Alicia se detuvo en mitad de la acera. Diego notó que se giraba hacia él, que le ponía las manos en el pecho, que apoyaba la cabeza en su hombro.
—Perdóname —susurró—. Siento mucho lo de hoy. Creí que lo entendería. Que sería más abierta.
—No tienes que pedir perdón. Los padres son así. Mi madre también era muy protectora, cuando vivía. Y si estuviera aquí, probablemente también desconfiaría de cualquiera que se me acercara.
—Pero es que no es solo protección. Es... no sé, es ese tono condescendiente. Como si tú fueras un niño pequeño al que hay que cuidar. Me hierve la sangre.
—Lo sé. Pero dale tiempo. Quizás cuando nos vea juntos, cuando compruebe que somos felices, cambie de opinión.
—¿Y si no cambia?
Diego meditó la pregunta. Era una posibilidad real, y ambos lo sabían. Pero en ese momento, con Alicia abrazada a él y Max lamiéndole la mano, prefirió no pensar en los peores escenarios.
—Entonces encontraremos la manera —dijo—. Pero no hoy. Hoy hemos sobrevivido a la paella, y eso ya es un triunfo.
Alicia soltó una risa débil, y Diego sintió que la tensión se disipaba un poco.
—Eres increíble —dijo ella—. ¿Cómo puedes estar tan tranquilo después de lo que te ha dicho?
—Porque tengo un perro que me quiere, una hermana que me apoya y una novia que me defiende como una leona. ¿Qué más puedo pedir?
—¿Novia? —Alicia se separó un poco, y su voz sonó divertida—. ¿Ya somos novios?
—Bueno, yo... —Diego se sonrojó—. No sé. ¿Lo somos? ¿Quieres serlo?
—Llevo queriendo serlo desde el día que me derramaste el chocolate encima.
—Entonces somos novios.
—Entonces somos novios.
Se besaron allí mismo, en plena calle, sin importarles las miradas de los transeúntes. Y aunque la sombra de Clara planeaba sobre ellos, y aunque Diego sabía que aquel no sería el último obstáculo, decidió que aquel beso, aquel momento, aquella chica que olía a jazmín y a pintura, merecían todos los esfuerzos del mundo.

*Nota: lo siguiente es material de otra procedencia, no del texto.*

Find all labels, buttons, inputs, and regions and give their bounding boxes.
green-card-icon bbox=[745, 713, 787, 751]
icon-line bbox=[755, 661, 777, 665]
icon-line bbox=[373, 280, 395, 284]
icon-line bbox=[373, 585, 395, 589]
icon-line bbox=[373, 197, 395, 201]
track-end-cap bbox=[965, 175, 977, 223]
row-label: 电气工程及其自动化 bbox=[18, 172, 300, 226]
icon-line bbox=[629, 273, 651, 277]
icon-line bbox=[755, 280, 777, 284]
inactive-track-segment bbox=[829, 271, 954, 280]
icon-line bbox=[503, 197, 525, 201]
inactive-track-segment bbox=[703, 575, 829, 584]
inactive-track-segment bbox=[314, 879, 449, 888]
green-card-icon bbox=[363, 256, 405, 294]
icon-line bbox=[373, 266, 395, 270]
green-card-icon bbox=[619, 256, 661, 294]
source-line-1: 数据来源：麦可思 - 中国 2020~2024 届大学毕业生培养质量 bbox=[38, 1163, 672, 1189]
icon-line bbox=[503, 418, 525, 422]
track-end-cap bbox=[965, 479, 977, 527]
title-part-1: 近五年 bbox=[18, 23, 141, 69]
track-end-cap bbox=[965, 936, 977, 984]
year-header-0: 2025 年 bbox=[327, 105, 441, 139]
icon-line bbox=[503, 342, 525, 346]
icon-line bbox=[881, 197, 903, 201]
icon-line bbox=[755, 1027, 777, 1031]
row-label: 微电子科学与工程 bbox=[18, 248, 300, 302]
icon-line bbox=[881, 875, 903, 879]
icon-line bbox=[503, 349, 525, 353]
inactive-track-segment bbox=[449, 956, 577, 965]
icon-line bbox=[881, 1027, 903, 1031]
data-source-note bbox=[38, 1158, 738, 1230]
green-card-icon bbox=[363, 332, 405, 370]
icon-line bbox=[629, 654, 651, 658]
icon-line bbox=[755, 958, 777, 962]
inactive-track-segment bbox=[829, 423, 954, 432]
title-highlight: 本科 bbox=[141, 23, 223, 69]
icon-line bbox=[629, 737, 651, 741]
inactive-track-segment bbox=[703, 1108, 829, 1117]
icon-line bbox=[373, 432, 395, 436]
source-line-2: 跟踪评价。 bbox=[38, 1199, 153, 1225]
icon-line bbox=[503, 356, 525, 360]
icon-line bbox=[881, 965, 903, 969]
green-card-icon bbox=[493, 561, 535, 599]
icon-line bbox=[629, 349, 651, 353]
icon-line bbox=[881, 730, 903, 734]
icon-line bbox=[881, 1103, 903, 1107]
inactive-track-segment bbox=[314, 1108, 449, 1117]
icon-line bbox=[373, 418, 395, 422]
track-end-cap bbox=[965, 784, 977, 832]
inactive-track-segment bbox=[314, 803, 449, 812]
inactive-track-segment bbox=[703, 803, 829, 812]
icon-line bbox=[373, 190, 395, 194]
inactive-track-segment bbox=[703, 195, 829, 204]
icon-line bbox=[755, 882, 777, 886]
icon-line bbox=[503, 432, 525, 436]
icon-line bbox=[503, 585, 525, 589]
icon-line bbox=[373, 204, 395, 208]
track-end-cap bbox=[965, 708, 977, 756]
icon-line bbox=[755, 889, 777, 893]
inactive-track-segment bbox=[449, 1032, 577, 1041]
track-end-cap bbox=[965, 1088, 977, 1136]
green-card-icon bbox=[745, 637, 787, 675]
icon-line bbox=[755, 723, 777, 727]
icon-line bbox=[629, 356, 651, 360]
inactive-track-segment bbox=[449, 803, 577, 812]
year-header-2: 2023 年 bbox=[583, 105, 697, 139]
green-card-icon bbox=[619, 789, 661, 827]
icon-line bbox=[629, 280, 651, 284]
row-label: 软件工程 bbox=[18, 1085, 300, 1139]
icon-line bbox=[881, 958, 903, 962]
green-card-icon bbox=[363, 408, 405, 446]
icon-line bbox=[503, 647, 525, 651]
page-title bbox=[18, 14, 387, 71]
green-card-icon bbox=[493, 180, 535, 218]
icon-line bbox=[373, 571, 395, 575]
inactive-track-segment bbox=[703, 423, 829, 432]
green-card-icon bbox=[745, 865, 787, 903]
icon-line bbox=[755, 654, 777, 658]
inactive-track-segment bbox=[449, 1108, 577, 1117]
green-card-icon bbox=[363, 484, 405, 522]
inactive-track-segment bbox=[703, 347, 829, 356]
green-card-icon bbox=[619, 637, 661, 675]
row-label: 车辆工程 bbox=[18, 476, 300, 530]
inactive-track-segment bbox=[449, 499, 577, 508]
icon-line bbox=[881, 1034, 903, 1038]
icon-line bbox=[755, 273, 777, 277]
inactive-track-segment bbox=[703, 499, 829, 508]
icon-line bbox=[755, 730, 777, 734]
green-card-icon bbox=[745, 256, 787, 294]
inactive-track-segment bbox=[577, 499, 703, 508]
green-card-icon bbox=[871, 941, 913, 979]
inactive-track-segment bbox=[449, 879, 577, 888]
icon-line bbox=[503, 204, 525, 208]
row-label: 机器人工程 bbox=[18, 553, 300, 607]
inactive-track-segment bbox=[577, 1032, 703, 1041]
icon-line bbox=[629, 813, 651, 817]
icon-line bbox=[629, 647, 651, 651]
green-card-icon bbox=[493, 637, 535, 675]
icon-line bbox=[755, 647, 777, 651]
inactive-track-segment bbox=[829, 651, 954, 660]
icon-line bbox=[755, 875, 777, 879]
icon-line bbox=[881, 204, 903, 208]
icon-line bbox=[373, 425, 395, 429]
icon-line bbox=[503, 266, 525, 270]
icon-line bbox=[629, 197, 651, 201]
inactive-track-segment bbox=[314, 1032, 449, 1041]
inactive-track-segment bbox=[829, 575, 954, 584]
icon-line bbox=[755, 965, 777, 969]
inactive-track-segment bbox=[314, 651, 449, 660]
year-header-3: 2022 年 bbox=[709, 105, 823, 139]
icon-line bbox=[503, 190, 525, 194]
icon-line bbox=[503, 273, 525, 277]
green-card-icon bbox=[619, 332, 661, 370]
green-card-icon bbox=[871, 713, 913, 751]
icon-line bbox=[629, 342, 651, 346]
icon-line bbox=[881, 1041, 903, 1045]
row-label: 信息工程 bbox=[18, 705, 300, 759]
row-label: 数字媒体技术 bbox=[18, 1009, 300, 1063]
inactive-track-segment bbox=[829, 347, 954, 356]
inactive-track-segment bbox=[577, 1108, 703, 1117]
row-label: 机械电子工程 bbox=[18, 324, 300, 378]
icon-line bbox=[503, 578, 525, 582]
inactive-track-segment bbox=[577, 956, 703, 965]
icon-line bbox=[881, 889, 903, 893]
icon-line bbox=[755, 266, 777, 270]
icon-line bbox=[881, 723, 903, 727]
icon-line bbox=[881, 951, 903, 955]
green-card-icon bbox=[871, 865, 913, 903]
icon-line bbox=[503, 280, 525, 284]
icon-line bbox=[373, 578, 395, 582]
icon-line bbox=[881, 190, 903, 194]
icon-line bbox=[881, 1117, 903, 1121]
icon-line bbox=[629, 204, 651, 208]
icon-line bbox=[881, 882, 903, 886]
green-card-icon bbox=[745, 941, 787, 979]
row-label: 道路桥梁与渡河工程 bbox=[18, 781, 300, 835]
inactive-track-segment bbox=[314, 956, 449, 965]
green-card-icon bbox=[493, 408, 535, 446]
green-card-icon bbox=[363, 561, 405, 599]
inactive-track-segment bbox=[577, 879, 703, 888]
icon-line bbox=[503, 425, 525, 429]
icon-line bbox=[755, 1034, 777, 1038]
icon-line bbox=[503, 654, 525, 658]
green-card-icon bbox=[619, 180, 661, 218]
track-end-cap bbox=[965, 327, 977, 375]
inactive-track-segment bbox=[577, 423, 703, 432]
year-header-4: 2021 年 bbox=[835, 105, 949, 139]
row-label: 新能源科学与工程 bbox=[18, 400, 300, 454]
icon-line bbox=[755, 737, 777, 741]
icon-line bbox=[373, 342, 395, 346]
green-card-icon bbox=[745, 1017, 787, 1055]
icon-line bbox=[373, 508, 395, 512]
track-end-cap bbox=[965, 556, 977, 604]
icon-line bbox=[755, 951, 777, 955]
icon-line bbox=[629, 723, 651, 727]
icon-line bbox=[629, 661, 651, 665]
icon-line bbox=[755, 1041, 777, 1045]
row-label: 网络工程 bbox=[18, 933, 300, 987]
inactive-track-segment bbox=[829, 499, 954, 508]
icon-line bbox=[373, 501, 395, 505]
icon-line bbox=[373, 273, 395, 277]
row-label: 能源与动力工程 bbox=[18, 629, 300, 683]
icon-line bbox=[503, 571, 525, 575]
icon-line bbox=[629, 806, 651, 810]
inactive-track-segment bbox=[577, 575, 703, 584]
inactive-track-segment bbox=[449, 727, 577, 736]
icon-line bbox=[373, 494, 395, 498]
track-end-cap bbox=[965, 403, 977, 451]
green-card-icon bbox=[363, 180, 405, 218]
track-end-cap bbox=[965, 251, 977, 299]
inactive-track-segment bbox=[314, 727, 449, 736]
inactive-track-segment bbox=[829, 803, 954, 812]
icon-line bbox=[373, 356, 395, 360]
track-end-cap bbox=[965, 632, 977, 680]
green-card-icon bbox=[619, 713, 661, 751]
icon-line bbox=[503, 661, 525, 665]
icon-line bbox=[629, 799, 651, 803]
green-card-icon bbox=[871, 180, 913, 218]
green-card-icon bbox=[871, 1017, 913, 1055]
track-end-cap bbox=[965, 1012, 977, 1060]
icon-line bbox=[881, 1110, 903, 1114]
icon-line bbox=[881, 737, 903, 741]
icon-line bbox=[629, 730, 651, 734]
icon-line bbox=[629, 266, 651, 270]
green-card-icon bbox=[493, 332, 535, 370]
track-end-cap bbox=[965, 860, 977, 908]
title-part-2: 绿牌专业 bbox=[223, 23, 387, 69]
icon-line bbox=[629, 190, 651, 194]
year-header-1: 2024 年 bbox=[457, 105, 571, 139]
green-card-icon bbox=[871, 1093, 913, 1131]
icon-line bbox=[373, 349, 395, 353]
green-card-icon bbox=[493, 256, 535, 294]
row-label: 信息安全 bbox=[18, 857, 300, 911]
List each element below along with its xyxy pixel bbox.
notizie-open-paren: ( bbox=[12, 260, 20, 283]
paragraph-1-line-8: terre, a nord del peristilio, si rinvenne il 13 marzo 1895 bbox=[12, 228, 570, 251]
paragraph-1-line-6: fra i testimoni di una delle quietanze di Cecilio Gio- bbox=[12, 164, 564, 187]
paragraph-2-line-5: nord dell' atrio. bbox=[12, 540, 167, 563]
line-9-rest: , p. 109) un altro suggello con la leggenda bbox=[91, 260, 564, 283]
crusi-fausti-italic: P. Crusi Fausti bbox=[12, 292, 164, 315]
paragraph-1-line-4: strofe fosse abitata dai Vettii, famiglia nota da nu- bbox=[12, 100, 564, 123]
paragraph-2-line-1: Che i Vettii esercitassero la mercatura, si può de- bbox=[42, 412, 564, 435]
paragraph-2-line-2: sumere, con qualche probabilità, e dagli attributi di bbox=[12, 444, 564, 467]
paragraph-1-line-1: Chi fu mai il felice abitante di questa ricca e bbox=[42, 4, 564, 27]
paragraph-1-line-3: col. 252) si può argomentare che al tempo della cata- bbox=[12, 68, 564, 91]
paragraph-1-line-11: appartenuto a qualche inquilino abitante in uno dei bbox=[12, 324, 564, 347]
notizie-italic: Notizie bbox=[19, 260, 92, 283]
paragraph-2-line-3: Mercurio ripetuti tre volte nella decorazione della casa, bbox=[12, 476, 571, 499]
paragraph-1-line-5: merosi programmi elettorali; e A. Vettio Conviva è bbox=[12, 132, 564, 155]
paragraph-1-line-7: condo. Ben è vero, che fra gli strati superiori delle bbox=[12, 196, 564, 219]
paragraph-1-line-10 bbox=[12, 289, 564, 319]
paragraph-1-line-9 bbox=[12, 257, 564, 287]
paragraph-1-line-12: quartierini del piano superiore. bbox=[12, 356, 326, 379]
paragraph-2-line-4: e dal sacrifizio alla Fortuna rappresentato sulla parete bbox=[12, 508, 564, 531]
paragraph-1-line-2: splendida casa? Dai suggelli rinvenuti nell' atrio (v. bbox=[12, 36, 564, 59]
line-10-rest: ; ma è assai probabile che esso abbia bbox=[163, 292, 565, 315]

El camino de vuelta a casa lo hicieron en silencio, un silencio cómodo, de esos que solo comparten las personas que se entienden sin necesidad de palabras. Y cuando Diego llegó a su apartamento y le contó a Elena lo sucedido, su hermana soltó una maldición y luego un suspiro.
—Dale tiempo —dijo, como había dicho Diego—. Las madres son complicadas. Pero si Alicia está de tu lado, lo demás se irá solucionando.
—Eso espero.
—Y si no se soluciona, siempre puedes componerle una canción a la suegra. A ver si se le ablanda el corazón.
Diego se rió, pero en el fondo una parte de él estaba preocupada. Porque Clara no era simplemente una madre sobreprotectora. Era una mujer que veía su ceguera como un defecto insalvable, como una condena para quien estuviera a su lado. Y aunque confiaba en Alicia, aunque sabía que ella no compartía esa opinión, le aterraba la idea de convertirse en el motivo de una ruptura familiar.
Esa noche se sentó al piano —tenía uno en casa, un teclado eléctrico con auriculares para no molestar a los vecinos— y dejó que sus dedos hablaran por él. La melodía que surgió era triste y esperanzada al mismo tiempo, con acordes menores que luchaban por resolverse en mayores, con un estribillo que parecía una pregunta sin respuesta.
La llamó «La paella amarga». Y aunque el título era un poco ridículo, a Diego le gustó. Porque a veces, pensó, las cosas más difíciles se digerían mejor con un toque de humor. Y porque aquella paella, con todo lo amarga que había resultado, le había demostrado algo importante: que Alicia estaba dispuesta a luchar por él. Y eso, por sí solo, ya valía más que todas las paellas del mundo.